Una volta conosciuta nel dettaglio la relazione inviata due giorni fa dalla Ragioneria generale, le stroncature potrebbero essere molte di più. Lo scorso dicembre infatti era davvero impressionante la mole di documenti richiesta dai tre ispettori ai dirigenti comunali e una sessantina i punti sui quali l'Amministrazione comunale era tenuta a rispondere. Si andava dall’organigramma completo dell’ente, agli atti con cui sono stati determinati la dotazione organica e i piani di reclutamento dal 2011 a oggi; dalle delibere che hanno certificato l’assenza di personale in eccesso alle cessazioni di servizio dal 2010 al 2015 con tanto di risparmi; dal personale a tempo determinato agli atti della contrattazione con i dirigenti. E ancora, tutti i cedolini degli ultimi 5 anni, le nomine dei dirigenti, le liquidazioni delle indennità, la nomina dei componenti dello staff e dei diretti collaboratori del sindaco e degli esperti, posizioni organizzative e alte professionalità, i Peg dell’ultimo quinquennio, le certificazioni di osservanza del patto di stabilità, i documenti sulla riduzione della spesa del personale, le stabilizzazioni, le nomine del nucleo di valutazione. Poi c'era un capitolo tutto dedicato agli incarichi esterni, alle consulenze, ai distacchi presso altri enti, alla nomina del Segretario generale, alle valutazioni del Segretario e degli avvocati comunali, agli incentivi sul condono edilizio, agli appalti, alle auto blu e perfino agli atti di giuramento del sindaco e di nomina degli assessori. Infine le partecipate, con richiesta di documenti sugli affidamenti esterni, la lotta agli sprechi, limiti alla spesa del personale, debiti e crediti.

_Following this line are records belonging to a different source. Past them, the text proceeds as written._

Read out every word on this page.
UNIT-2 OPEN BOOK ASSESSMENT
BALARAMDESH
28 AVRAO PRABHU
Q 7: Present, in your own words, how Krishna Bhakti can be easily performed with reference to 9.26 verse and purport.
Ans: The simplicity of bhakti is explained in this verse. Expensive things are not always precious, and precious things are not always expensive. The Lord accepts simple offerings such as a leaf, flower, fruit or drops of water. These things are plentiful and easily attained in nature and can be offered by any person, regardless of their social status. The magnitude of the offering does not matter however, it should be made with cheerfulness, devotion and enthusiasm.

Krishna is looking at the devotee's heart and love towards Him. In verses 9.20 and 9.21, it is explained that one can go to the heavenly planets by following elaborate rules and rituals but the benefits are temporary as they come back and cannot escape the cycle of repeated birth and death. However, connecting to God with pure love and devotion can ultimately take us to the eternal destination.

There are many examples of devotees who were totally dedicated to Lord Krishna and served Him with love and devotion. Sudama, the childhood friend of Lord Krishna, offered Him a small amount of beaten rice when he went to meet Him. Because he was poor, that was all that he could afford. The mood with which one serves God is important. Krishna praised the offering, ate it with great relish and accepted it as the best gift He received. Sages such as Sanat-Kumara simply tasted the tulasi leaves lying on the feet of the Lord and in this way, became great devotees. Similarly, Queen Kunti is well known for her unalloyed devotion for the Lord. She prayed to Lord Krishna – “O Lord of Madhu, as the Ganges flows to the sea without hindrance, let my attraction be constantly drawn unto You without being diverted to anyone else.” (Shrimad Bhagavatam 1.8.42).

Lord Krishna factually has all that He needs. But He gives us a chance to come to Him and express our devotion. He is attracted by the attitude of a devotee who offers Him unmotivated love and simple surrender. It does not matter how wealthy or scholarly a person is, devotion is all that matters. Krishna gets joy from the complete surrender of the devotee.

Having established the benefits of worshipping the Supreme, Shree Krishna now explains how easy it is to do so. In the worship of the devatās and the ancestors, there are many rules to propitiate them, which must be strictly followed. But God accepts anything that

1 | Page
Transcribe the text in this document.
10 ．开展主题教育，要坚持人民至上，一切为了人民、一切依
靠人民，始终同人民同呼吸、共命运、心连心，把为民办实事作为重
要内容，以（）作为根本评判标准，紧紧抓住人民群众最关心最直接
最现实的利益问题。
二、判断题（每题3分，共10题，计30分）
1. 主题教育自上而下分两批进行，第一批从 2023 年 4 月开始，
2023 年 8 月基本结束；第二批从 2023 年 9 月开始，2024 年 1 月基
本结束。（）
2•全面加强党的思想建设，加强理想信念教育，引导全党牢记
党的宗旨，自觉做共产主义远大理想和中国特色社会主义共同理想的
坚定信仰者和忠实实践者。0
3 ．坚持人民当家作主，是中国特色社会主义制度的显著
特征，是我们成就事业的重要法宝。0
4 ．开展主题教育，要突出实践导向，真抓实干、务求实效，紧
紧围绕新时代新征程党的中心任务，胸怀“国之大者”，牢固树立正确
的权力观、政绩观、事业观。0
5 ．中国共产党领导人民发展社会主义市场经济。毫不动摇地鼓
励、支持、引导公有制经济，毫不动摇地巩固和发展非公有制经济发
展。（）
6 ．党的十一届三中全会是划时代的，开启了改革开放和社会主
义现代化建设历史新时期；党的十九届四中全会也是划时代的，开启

Insomma, un vero e proprio terremoto potrebbe scuotere Palazzo delle Aquile per i risultati di un'indagine che l'anno scorso in molti hanno definito “anomala”per durata ed entità. “Chiederemo immediatamente un incontro al sindaco - ha detto il forzista Giulio Tantillo - sarebbe quantomeno doveroso che il primo cittadino riferisse sui dettagli della relazione in conferenza dei capigruppo. Inevitabile sarà poi un urgente dibattito in Consiglio comunale. Se la situazione è così allarmante come sembra emergere - ha sottolineato - non si può più perdere tempo. Anche i cittadini devono sapere qual è lo stato di salute del Comune”. Attacca anche il Movimento 5 stelle: "Se le indiscrezioni sulla relazioni fossero confermate, si darebbe corpo e sostanza ai nostri dubbi. Cioè, siamo di fronte a una situazione che possiamo definire grave rispetto al modo di gestire questa città - ha detto il capogruppo Ugo Forello - il tutto sembra essere il risultato di una gestione della macchina amministrativa poco trasparente e, a tratti, torbida. In questo complesso quadro, il Consiglio Comunale, organo di controllo per legge e statuto, è escluso totalmente dai giochi, infatti non ha ricevuto la suddetta relazione e non è stato informato sul contenuto della stessa. Cosa inaccettabile".